14.3 Nothing in these Terms and Conditions shall exclude or limit the liability of the Surveyor for death or personal injury, however the Surveyor shall not be liable for any direct loss or damage suffered by the Client howsoever caused, as a result of any negligence, breach of contract or otherwise in excess of the sum insured under the professional indemnity insurance policy held by the Surveyor in the insurance year in which the Clients claim is first notified.
14.4 Liability Cap: The RICS recommends the use of Liability caps to members as a way to manage the risk in valuation work. In A Nut Shell’s aggregate liability arising out of, or in conjunction with the services provided, whether arising from negligence, breach of contract, or any other cause whatsoever, shall in no event exceed a multiplier of 10 against the net fee payable by you for the surveying services.

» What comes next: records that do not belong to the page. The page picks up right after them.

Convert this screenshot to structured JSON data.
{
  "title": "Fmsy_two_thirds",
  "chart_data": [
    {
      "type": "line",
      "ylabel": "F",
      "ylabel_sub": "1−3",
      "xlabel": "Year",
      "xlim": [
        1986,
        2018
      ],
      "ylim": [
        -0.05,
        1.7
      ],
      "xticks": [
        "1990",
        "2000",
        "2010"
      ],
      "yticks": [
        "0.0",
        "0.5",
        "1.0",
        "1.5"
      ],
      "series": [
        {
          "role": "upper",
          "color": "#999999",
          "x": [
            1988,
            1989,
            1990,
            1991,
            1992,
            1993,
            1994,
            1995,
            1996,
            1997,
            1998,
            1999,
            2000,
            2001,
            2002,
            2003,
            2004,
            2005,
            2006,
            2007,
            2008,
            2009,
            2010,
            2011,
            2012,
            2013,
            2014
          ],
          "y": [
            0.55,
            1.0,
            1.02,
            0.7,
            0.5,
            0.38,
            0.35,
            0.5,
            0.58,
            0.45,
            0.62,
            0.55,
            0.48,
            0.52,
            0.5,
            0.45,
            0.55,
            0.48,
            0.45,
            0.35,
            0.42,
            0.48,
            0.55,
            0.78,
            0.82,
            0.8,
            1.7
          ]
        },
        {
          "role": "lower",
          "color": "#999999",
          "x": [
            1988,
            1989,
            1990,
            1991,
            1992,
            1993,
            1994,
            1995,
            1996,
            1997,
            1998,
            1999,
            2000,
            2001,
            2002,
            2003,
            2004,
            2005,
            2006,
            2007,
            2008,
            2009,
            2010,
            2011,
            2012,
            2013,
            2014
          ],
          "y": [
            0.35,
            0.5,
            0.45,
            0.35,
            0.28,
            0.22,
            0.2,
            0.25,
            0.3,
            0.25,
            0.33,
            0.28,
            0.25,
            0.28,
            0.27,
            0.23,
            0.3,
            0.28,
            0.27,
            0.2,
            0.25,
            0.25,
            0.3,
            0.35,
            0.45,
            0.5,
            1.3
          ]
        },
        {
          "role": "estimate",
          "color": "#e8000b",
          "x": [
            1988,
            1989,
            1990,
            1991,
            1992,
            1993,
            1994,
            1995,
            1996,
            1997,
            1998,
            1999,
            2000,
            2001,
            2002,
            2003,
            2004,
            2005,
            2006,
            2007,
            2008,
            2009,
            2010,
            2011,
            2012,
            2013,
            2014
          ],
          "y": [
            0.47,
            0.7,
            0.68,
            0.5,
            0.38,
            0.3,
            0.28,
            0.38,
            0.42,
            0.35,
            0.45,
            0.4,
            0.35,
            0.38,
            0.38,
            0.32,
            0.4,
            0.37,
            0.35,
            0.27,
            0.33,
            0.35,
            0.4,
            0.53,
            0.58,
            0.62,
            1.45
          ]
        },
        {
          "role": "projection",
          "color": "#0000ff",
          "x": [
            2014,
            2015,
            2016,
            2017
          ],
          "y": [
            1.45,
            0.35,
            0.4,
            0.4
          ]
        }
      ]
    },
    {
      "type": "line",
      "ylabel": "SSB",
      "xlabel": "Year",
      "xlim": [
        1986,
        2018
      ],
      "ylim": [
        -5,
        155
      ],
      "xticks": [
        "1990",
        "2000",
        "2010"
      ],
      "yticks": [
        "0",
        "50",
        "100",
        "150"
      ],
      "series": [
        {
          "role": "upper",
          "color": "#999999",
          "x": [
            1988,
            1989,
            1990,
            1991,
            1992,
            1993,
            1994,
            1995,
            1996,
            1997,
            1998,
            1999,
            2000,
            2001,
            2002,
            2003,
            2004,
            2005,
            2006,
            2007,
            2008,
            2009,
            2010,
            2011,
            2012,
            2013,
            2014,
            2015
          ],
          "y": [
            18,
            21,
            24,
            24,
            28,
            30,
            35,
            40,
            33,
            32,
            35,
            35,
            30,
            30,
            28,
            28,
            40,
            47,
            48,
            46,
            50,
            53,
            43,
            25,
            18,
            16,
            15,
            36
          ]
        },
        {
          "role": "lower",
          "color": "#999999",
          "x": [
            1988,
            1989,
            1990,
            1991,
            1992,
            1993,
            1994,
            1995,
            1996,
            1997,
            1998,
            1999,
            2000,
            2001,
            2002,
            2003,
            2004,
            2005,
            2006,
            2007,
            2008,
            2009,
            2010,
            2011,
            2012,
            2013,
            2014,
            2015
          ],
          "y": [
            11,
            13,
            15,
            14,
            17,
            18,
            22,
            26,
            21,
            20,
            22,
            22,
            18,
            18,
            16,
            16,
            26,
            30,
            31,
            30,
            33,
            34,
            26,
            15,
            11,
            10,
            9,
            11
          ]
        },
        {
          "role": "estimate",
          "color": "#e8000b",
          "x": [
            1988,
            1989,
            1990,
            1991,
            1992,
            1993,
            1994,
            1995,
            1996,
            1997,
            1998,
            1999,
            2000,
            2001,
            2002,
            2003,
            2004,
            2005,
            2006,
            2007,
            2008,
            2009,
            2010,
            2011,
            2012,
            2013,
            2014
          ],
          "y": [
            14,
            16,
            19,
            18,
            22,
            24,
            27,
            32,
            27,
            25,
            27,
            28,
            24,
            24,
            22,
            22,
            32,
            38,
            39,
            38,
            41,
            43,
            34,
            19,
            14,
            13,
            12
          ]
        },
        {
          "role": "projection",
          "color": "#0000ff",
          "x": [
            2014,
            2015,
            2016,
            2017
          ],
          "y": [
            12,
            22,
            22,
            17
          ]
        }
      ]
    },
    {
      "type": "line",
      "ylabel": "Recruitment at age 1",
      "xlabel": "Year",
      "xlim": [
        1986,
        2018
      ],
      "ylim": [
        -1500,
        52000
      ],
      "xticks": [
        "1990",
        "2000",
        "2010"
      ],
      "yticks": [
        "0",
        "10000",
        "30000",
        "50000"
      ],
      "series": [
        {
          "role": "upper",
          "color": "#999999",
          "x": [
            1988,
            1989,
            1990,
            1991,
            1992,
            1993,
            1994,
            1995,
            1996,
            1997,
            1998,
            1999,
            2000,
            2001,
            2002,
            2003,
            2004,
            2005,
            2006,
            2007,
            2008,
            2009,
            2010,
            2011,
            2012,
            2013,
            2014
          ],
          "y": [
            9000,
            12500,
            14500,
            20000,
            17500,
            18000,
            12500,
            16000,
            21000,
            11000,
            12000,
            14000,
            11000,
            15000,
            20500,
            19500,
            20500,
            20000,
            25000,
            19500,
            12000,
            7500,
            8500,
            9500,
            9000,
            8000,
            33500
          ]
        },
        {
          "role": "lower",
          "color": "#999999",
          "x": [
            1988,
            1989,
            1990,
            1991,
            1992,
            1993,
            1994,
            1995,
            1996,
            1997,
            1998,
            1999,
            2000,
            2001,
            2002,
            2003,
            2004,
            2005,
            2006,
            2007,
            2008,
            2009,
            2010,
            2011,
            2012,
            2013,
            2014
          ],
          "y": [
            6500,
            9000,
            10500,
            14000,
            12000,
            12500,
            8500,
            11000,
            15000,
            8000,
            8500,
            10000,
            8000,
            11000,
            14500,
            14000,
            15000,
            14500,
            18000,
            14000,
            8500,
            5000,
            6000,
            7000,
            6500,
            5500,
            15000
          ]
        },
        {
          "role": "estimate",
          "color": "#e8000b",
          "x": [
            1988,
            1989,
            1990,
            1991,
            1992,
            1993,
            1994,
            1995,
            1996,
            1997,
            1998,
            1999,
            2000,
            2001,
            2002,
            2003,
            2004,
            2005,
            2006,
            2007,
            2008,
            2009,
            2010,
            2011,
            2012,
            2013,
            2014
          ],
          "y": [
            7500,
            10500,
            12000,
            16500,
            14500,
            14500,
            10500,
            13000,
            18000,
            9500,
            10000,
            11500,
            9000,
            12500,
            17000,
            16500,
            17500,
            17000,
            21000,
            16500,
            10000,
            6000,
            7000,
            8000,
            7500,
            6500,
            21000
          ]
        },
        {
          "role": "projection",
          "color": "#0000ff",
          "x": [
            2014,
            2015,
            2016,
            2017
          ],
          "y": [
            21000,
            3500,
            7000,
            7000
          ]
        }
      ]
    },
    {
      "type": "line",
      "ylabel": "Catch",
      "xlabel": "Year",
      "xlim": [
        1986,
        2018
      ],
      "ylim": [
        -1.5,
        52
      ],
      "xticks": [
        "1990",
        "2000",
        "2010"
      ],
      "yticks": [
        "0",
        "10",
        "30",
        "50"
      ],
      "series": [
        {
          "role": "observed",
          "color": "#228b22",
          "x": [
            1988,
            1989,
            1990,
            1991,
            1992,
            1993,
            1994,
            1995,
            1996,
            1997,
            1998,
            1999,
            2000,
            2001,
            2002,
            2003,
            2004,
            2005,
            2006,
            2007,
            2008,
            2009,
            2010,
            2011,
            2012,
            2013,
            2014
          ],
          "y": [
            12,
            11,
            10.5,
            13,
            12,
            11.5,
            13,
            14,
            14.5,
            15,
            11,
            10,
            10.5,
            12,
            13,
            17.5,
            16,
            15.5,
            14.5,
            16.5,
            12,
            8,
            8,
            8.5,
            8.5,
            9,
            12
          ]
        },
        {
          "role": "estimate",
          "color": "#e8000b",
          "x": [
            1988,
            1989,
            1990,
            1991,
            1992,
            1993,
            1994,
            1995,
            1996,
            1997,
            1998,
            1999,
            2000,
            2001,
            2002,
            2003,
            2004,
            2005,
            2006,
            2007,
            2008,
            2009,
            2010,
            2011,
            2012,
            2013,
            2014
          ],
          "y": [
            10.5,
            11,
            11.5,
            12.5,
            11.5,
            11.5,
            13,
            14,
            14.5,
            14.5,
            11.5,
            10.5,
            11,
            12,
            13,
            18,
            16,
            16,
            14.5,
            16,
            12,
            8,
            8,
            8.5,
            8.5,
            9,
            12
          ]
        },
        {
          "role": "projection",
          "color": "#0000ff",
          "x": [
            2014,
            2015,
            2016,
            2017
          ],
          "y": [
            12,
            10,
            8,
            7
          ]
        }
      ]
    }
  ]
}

This clause shall not exclude or limit our liability for actual fraud, and shall not limit In A Nut Shell’s liability for death or personal injury caused by negligence. (Ref: Risk Liability and Insurance in Valuation Work, RICS Guidance January 2013).
15 INDEMNITY
The Client shall indemnify the Surveyor against all claims, costs and expenses which the Surveyor may incur and which arise directly or indirectly from the Clients breach of any of its obligations under these Terms and Conditions.
16 FORCE MAJEURE
Neither party shall be liable for any delay or failure to perform any of its obligations if the delay or failure results from events or circumstances outside its reasonable control, including but not limited to acts of God, strikes, lock outs, accidents, war, fire, breakdown of plant or machinery or shortage or unavailability of raw materials from a natural source of supply, and the party shall be entitled to a reasonable extension of its obligations.
17 ASSIGNMENT
The Client shall not be entitled to assign its rights or obligations or delegate its duties under this Agreement without the prior written consent of the Surveyor.
18 RELATIONSHIP OF PARTIES
Nothing in the Agreement shall be construed as establishing or implying a partnership or joint venture between the parties or suggest that either of the parties are agent for the other.
19 THIRD PARTY RIGHTS
Nothing in these Terms and Conditions intend to or confer any rights on a third party.
20 SEVERANCE
If any term or provision of these Terms and Conditions is held invalid, illegal or unenforceable for any reason by any court of competent jurisdiction such provision shall be severed and the remainder of the provisions hereof shall continue in full force and effect as if these Terms and Conditions had been agreed with the invalid, illegal or unenforceable provision eliminated.
21 WAIVER
The failure by either party to enforce at any time or for any period any one or more of the Terms and Conditions herein shall not be a waiver of them or of the right at any time subsequently to enforce all Terms and Conditions.
22 NOTICES
Any notice to be given by either party to the other may be served by email, fax, personal service or by post to the address of the other party given in the Application Form or such other address as such party may from time to time have communicated to the other in writing, and if sent by email shall unless the contrary is proved be deemed to be received on the day it was sent, if sent by fax shall be deemed to be served on receipt of an error free transmission report, if given by letter shall be deemed to have been served at the time at which the letter was delivered personally or if sent by post shall be deemed to have been delivered in the ordinary course of post.
23 ENTIRE AGREEMENT
These Terms and Conditions supersede any previous agreements, arrangements, documents or other undertakings either written or oral.
24 GOVERNING LAW
These Terms and Conditions shall be governed by and construed in accordance with the law of England and the parties hereby submit to the exclusive jurisdiction of the English courts.